Il suffit de passer par la grille de la Reine, au nord du château de Versailles, pour profiter d’une escapade à la campagne. La plaine de la Fontaine aux crapauds, une vaste étendue plate qui jaunit sous le ciel de juillet, sent le foin coupé. « D’habitude, il y a même des moutons ici. Ils ont sans doute été rentrés à l’intérieur pour l’été », remarque Grégory Quenet, historien de l’environnement à l’université de Versailles-Saint-Quentin-en-Yvelines et auteur de Versailles, une histoire naturelle («Versailles, histoire naturelle»).
Il n’y a que quelques centaines de mètres entre les premiers hectares d’un parc bucolique, dont l’entrée est gratuite, et le palais doré conçu par Louis XIV, qui, avec près de sept millions de touristes par an, est l’un des monuments les plus visités au monde. Pourtant, peu de gens s’y promènent, sous l’allée de la Reine. Des tilleuls argentés bruissent dans la brise matinale. Quelques parents poussent des poussettes et des tricycles, deux cavalières dont les montures broutent et une poignée de visiteurs haletants en essayant de dégager leurs calèches électriques en panne dans l’allée Saint-Antoine.
“C’est le parc des habitants, pas celui des touristes”, explique Quenet, en short et baskets, qui a décidé de l’explorer à vélo, un “compromis” entre la marche et le cheval, autrefois moyen de transport de la Cour. A l’époque, il fallait parcourir beaucoup de chemin pour atteindre les limites du domaine ! Il ne reste aujourd’hui que le Petit Parc de 450 hectares, bordé à l’ouest par la route départementale reliant les communes de Saint-Cyr-l’Ecole et de Bailly.

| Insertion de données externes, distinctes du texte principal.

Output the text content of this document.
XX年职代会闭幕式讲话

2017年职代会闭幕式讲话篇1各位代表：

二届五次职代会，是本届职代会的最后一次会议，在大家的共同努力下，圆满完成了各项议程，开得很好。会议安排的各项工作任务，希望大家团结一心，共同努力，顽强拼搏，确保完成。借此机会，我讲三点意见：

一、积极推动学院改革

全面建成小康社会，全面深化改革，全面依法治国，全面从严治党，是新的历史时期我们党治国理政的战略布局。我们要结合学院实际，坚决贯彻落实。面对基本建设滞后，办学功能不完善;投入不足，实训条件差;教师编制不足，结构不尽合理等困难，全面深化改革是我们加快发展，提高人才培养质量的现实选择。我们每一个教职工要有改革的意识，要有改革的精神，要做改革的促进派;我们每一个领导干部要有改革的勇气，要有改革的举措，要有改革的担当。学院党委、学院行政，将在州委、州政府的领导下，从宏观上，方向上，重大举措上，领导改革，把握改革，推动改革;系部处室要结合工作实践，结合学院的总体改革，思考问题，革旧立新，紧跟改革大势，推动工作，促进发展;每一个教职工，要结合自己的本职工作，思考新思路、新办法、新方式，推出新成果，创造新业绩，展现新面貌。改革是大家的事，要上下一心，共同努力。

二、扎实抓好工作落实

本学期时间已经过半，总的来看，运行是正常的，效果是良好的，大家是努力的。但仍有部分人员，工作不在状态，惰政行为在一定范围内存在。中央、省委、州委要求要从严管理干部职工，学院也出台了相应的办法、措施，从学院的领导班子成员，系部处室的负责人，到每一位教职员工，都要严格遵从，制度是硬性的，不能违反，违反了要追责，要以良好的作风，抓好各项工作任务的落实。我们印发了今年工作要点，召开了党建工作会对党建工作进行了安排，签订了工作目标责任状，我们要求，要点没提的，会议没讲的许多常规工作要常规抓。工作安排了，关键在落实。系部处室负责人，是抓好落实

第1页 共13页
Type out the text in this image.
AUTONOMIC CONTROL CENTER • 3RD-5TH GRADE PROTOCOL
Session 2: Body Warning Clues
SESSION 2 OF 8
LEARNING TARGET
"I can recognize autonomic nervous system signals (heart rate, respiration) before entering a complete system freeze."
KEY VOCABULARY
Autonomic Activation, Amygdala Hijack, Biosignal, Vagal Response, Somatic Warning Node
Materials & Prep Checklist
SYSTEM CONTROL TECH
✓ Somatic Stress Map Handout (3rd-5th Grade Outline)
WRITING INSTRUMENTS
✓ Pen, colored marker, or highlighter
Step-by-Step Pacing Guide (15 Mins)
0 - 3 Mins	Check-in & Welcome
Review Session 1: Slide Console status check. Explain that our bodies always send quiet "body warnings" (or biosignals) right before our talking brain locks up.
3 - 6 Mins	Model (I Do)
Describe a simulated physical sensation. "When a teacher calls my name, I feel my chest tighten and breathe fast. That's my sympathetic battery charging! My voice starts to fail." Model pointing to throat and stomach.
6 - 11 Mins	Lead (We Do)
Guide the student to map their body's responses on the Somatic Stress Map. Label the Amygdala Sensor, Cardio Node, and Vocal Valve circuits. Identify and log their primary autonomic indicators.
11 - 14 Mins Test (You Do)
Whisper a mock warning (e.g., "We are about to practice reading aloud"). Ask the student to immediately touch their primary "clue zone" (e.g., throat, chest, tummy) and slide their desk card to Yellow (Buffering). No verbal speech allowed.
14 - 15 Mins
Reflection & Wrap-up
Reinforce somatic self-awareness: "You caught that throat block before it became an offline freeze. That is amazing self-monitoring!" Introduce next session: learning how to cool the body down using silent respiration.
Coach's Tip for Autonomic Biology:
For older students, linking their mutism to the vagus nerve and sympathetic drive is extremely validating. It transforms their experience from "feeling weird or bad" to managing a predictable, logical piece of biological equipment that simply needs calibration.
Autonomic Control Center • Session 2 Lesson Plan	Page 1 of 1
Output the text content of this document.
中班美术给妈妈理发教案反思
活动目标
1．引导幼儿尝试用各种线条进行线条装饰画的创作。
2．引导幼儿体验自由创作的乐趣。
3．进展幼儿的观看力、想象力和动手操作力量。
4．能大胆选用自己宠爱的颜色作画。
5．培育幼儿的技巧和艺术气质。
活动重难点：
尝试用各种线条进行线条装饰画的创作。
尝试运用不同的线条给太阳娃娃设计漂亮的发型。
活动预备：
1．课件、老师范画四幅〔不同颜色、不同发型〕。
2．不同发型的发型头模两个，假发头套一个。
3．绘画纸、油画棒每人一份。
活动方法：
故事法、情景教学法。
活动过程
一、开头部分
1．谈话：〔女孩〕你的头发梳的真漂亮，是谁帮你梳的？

Mais revenons à la fin du 17ème Si l’on se place au 18e siècle, lorsque le château était encore habité, on imagine les 11 000 hectares du Grand Parc, soit plus que la superficie actuelle de Paris, ceinturés d’une enceinte de 40 kilomètres de long, enserrant huit villages et des milliers de paysans. « La nature était omniprésente dans ce tableau », explique l’historien. Surtout des champs et des bois, des pâturages, mais aussi quelques forêts, le tout peuplé d’animaux domestiques et sauvages.
Nature rugissante et hurlante
Si Versailles est célèbre dans le monde entier pour sa mise en valeur symbolique de la nature, notamment à travers ses célèbres jardins, Il est difficile d’imaginer la nature rugissante et hurlante qui vivait ici autrefois. « Le visiter, c’est changer de point de vue. Le palais devient un détail qui change la perspective : il n’y a pas de séparation entre la nature et la culture ! » argumente Quenet.
Le chercheur, qui est également codirecteur des humanités environnementales au Collège des Bernardins à Paris, a l’habitude de sortir des sentiers battus. Il organise des sorties scientifiques pour apprendre à décrire un territoire en le reliant à son histoire environnementale. « À l’époque, le territoire de Versailles était un formidable laboratoire écologique : il fallait inventer des façons de faire cohabiter tous les êtres vivants et de gérer de nombreux conflits. C’était une situation très moderne », explique-t-il.